Ermanno Olmi è ancora ricoverato in ospedale. Per fortuna le sue condizioni di salute stanno migliorando, sia pur gradualmente. E intanto il suo nuovo film, Torneranno i prati, continua il suo percorso: ieri, 4 novembre, nell’anniversario dell’armistizio che mise fine alla Grande Guerra c’è stata l’anteprima in quasi 100 Paesi, anche presso ambasciate e consolati e a Roma, al cospetto del presidente della Repubblica Giorgio Napolitano; il 6 novembre la pellicola arriverà finalmente nelle sale cinematografiche e sono in molti a ritenere (giustamente) imperdibile quest’appuntamento. L’83enne regista non ha partecipato fisicamente alla presentazione ma ha realizzato un videomessaggio: “Mi avete sempre chiesto – dice, fra l’altro – ‘perché ha fatto questo film?’. Stavolta non l’ho fatto per un innamoramento, bensì su proposta (di Cecilia Valmarana, produttrice Rai Cinema, ndr), ma il mio pensiero è andato subito a mio padre, che mi raccontava la sua vita da soldato”.
TORNERANNO I PRATI: TRAILER UFFICIALE
All’epoca dei racconti era un ragazzino, ma col tempo li ha elaborati sia con l’anima che con la mente, arrivando a capire quanto possa essere stato doloroso “il grande tradimento compiuto nei confronti di milioni di giovani e civili morti in quella guerra senza che sapessero perché“. E allora ecco un lungo quanto virtuale passo indietro, ecco Caporetto nel 1917, ecco l’avamposto italiano incaricato di trovare un altro posizionamento per spiare la trincea dei nemici: l’ordine arriva dal maggiore che la faccia di Claudio Santamaria e si traduce in un massacro.
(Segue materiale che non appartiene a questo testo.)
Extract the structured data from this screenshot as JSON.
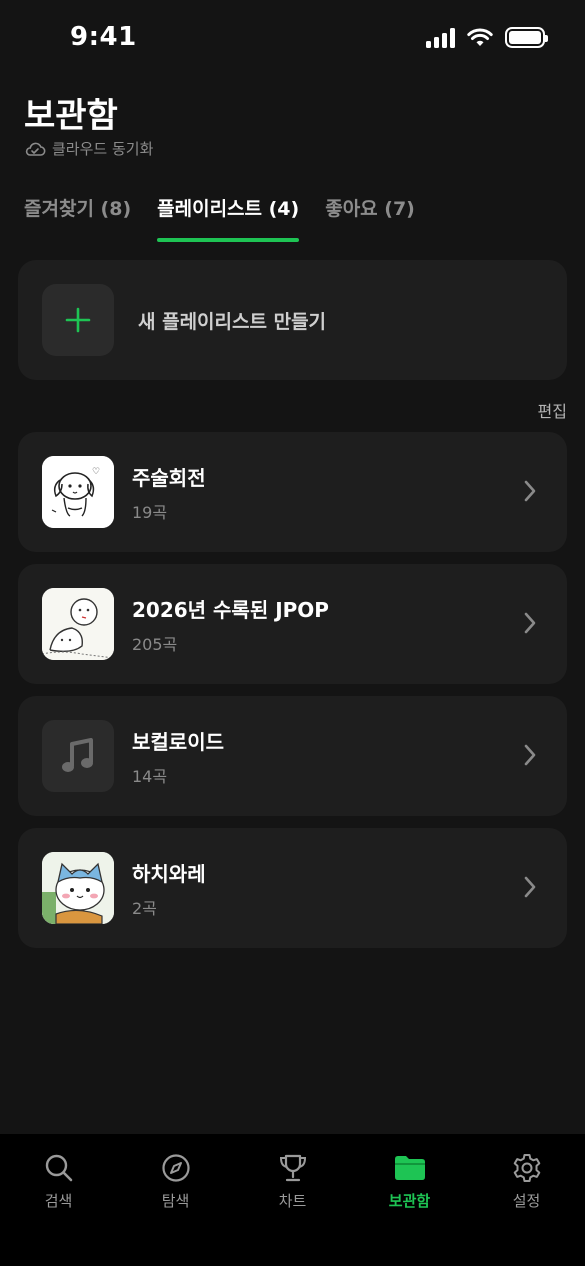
{
  "status_bar": {
    "time": "9:41"
  },
  "header": {
    "title": "보관함",
    "sync_label": "클라우드 동기화"
  },
  "tabs": [
    {
      "label": "즐겨찾기 (8)",
      "active": false
    },
    {
      "label": "플레이리스트 (4)",
      "active": true
    },
    {
      "label": "좋아요 (7)",
      "active": false
    }
  ],
  "create_playlist": {
    "label": "새 플레이리스트 만들기"
  },
  "edit_label": "편집",
  "playlists": [
    {
      "name": "주술회전",
      "count": "19곡",
      "thumb": "dog-sketch-image"
    },
    {
      "name": "2026년 수록된 JPOP",
      "count": "205곡",
      "thumb": "cartoon-sketch-image"
    },
    {
      "name": "보컬로이드",
      "count": "14곡",
      "thumb": "music-note-icon"
    },
    {
      "name": "하치와레",
      "count": "2곡",
      "thumb": "hachiware-image"
    }
  ],
  "nav": [
    {
      "label": "검색",
      "icon": "search-icon",
      "active": false
    },
    {
      "label": "탐색",
      "icon": "compass-icon",
      "active": false
    },
    {
      "label": "차트",
      "icon": "trophy-icon",
      "active": false
    },
    {
      "label": "보관함",
      "icon": "folder-icon",
      "active": true
    },
    {
      "label": "설정",
      "icon": "gear-icon",
      "active": false
    }
  ],
  "colors": {
    "accent": "#1ec454",
    "background": "#141414",
    "card": "#1e1e1e"
  }
}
Un massacro su cui Olmi punta i riflettori senza riserve, giustificazioni, assoluzioni. Il suo intento è quello di urlare la verità, colpire lo spettatore con la ferocia della guerra e con le immagini – fin troppo veritiere – dell’enorme sofferenza dei soldati. Soldati abbandonati fra le nevi, tormentati dalla febbre eppure in prima linea nel nome di un amor patrio tradito: “Nei nostri sogni – dice uno di loro – non c’era la morte“. “Quando sentono l’odore del sangue – fa eco un altro – le bestie cagano e pisciano prima di andare al macello.. siamo bestie anche noi?“.
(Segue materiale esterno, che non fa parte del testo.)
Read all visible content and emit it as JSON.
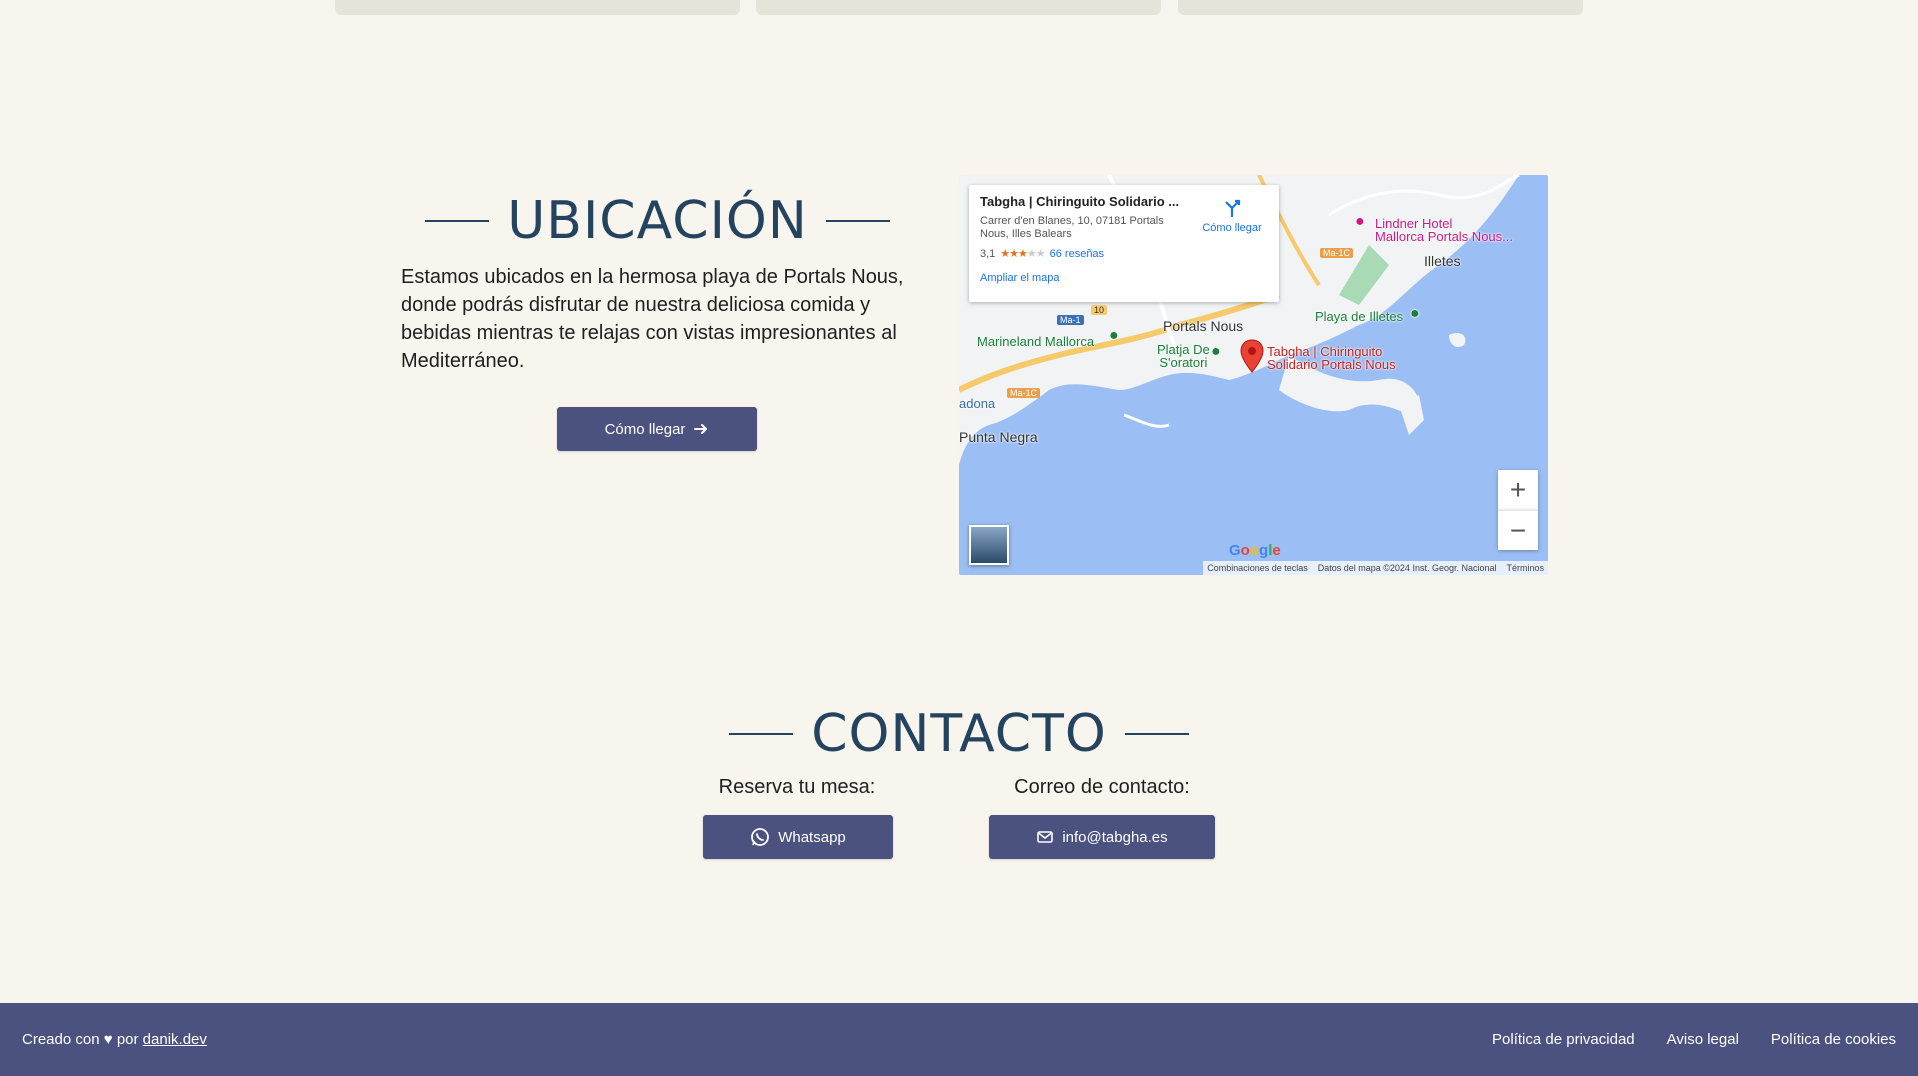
{
  "ubicacion": {
    "title": "UBICACIÓN",
    "description": "Estamos ubicados en la hermosa playa de Portals Nous, donde podrás disfrutar de nuestra deliciosa comida y bebidas mientras te relajas con vistas impresionantes al Mediterráneo.",
    "button_label": "Cómo llegar"
  },
  "map": {
    "place_name": "Tabgha | Chiringuito Solidario ...",
    "address": "Carrer d'en Blanes, 10, 07181 Portals Nous, Illes Balears",
    "rating": "3,1",
    "reviews": "66 reseñas",
    "enlarge": "Ampliar el mapa",
    "directions": "Cómo llegar",
    "labels": {
      "portals_nous": "Portals Nous",
      "illetes": "Illetes",
      "marineland": "Marineland Mallorca",
      "platja_oratori_1": "Platja De",
      "platja_oratori_2": "S'oratori",
      "playa_illetes": "Playa de Illetes",
      "tabgha_1": "Tabgha | Chiringuito",
      "tabgha_2": "Solidario Portals Nous",
      "lindner_1": "Lindner Hotel",
      "lindner_2": "Mallorca Portals Nous...",
      "punta_negra": "Punta Negra",
      "adona": "adona"
    },
    "roads": {
      "ma1": "Ma-1",
      "ma1c_a": "Ma-1C",
      "ma1c_b": "Ma-1C",
      "r10": "10"
    },
    "zoom_in": "+",
    "zoom_out": "−",
    "google": "Google",
    "attribution": {
      "shortcuts": "Combinaciones de teclas",
      "data": "Datos del mapa ©2024 Inst. Geogr. Nacional",
      "terms": "Términos"
    }
  },
  "contacto": {
    "title": "CONTACTO",
    "reserve_label": "Reserva tu mesa:",
    "email_label": "Correo de contacto:",
    "whatsapp_button": "Whatsapp",
    "email_button": "info@tabgha.es"
  },
  "footer": {
    "created_prefix": "Creado con",
    "heart": "♥",
    "by": "por",
    "author_link": "danik.dev",
    "links": [
      "Política de privacidad",
      "Aviso legal",
      "Política de cookies"
    ]
  }
}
E’ un film duro quanto necessario, quello di Olmi. Girato a 1.100 e 1.800 metri d’altezza, in un freddo e gelo autentici e non riprodotti: notevole dev’essere stato lo sforzo anche fisico della troupe, sia quella artistica che quella tecnica. Un lavoro grande in tutti i sensi. In cui la natura diventa protagonista implacabile e spettatrice impotente. Olmi, all’inizio, aveva in mente la realizzazione di un “racconto non realistico ma evocativo, sebbene questi fatti siano realmente accaduti“. L’obiettivo è stato raggiunto e Santamaria definisce il regista “un illuminato, lavorare con lui è come farlo con il Dalai Lama“. E’ un film duro, sì. Fa anche piangere. Ma adesso il nostro cinema è ancora più ricco.